Ter beoordeling van de inzendingen voor de Dr. J.H. de Bruijnprijs

De Dr. J.H. de Bruijnprijs is uitgeloofd door de Stichting Ellen de Bruijn – ter Denge Memorial Fund en voor de eerste maal uitgereikt op 16 oktober 2004 in het Koninklijk Tehuis voor Oud – Militairen en Museum (KTOMM) Bronbeek te Arnhem  

JURYRAPPORT

De jury van de door de Stichting Ellen de Bruijn – ter Denge Memorial Fund uitgeloofde Dr. J.H. de Bruijnprijs acht zich gelukkig dat er twee inzendingen ter beoordeling zijn binnengekomen. Beide auteurs hebben een belangwekkend onderzoek aangeboden: de een over de woelige jaren in Padang aan het einde van de negentiende eeuw, de ander over de onderscheiding De Verzetsster Oost-Azië 1942-1945.

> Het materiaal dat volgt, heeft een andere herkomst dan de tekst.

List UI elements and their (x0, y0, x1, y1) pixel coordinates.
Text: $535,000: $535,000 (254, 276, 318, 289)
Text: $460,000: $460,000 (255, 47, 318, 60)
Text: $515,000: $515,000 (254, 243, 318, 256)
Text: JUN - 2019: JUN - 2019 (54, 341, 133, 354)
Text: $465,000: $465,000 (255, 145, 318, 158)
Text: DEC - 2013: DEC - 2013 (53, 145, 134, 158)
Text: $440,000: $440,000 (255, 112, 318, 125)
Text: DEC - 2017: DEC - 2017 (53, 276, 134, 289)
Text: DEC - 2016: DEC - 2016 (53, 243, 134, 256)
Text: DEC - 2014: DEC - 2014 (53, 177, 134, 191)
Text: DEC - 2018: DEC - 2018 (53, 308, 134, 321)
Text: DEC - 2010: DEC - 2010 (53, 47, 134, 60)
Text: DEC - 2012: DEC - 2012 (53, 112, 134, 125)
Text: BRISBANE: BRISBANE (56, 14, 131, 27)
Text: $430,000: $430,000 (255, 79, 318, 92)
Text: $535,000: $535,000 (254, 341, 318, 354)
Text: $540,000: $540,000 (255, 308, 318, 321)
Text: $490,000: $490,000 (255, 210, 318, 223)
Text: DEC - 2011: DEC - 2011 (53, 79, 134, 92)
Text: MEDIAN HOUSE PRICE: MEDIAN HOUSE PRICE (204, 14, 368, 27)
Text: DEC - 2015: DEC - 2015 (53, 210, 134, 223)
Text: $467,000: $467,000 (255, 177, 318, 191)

Om met de laatste inzending te beginnen, die onder het motto De Geest Overwint werd ingezonden: de auteur is er goed in geslaagd inzicht te krijgen over de door de Nederlandse regering gevoerde politiek in de jaren na 1945. Daarbij mag niet onvermeld blijven dat het reguliere archief over de onderscheiding zelf verdwenen is. De auteur heeft moeten putten uit andere bronnen, zoals het archief van het ministerie van Koloniën en de Kanselarij der Nederlandse Orden.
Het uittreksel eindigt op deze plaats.